Observations After Katrina

Hurricane Katrina proves that no human calamity is so sore, no sorrow so profound that it cannot be used by Nancy Pelosi to put down President Bush.

The first lesson to learn from Katrina is the folly of trusting the government to feed and protect your family. Never trust a taxpayer levee. Own firearms. Hold food and water in your home. Don’t rely on bureaucrats caring.

How many Americans look to George W. Bush for food, transportation, shelter, and law enforcement! Very few understand how the Constitution limits the federal government.

Why was FEMA so slow? FEMA is made up of bureaucrats. Bureaucrats protect their jobs first, dispense aid later. They would rather be accused of tardiness than imprudence. The procedures must be followed. They know that only one person, the Director, might be fired for sluggishness.

Those who stayed for the storm were not all poor people victimized by lack of higher mass transit spending. Acres of flooded card verify this.

Why go slow in New Orleans?

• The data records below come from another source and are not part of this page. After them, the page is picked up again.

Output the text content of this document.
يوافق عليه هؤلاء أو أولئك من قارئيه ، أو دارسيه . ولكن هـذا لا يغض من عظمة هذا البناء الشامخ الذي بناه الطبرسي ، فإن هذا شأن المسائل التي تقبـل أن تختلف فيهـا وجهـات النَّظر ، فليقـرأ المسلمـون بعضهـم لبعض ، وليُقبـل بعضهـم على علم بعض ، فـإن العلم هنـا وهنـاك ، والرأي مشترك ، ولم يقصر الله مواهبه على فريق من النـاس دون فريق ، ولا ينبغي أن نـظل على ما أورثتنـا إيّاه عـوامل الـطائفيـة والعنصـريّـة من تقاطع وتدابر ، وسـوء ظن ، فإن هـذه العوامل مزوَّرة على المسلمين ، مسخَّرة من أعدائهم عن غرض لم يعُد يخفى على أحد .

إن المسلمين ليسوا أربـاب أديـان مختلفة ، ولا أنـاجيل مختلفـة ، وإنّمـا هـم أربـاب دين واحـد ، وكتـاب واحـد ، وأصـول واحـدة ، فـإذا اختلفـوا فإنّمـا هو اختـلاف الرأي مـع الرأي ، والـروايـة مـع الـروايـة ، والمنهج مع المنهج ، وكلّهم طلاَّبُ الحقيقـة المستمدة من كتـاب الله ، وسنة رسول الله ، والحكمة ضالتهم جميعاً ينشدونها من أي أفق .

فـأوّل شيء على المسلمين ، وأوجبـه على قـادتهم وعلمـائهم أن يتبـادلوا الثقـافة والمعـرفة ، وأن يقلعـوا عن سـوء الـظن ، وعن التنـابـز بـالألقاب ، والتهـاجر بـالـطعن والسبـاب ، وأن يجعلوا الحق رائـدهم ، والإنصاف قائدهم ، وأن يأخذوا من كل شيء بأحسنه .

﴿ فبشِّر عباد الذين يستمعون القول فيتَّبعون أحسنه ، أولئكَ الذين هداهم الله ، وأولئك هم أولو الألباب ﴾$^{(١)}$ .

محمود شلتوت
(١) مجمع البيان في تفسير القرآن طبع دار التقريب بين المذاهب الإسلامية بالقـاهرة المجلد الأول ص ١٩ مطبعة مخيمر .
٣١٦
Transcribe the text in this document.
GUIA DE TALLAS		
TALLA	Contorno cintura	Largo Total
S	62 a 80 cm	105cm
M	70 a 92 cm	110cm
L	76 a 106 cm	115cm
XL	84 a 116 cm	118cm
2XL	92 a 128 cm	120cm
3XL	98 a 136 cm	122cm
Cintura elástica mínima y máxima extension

You know lawyers will sue if you make a mistake while trying to help. Our litigious climate makes everyone wary.

The racism industry flourishes. Victims’ advocates see racial slights in the least likely places, sometimes against all evidence. The rescuers and donors are mostly whites helping blacks, but that doesn’t matter. Racism must be found. NPR reported one aid scene in which hundreds of white guys and one black guy worked together delivering, rescuing and repairing in a black neighborhood. The black guy called the whites racist for not caring for the bodies here and there. All he sees is disrespect.

One news article told that up to $225 billion in tax dollars might be spent on disaster relief. If we estimate 400,000 people lost everything, that would represent $560,000 per person, or $2,240,000 per family of four. This does not include the spending of churches, private relief agencies, independent donors, fraternal organizations, or donated labor, or the private savings of victims and their families, and payments by insurance companies.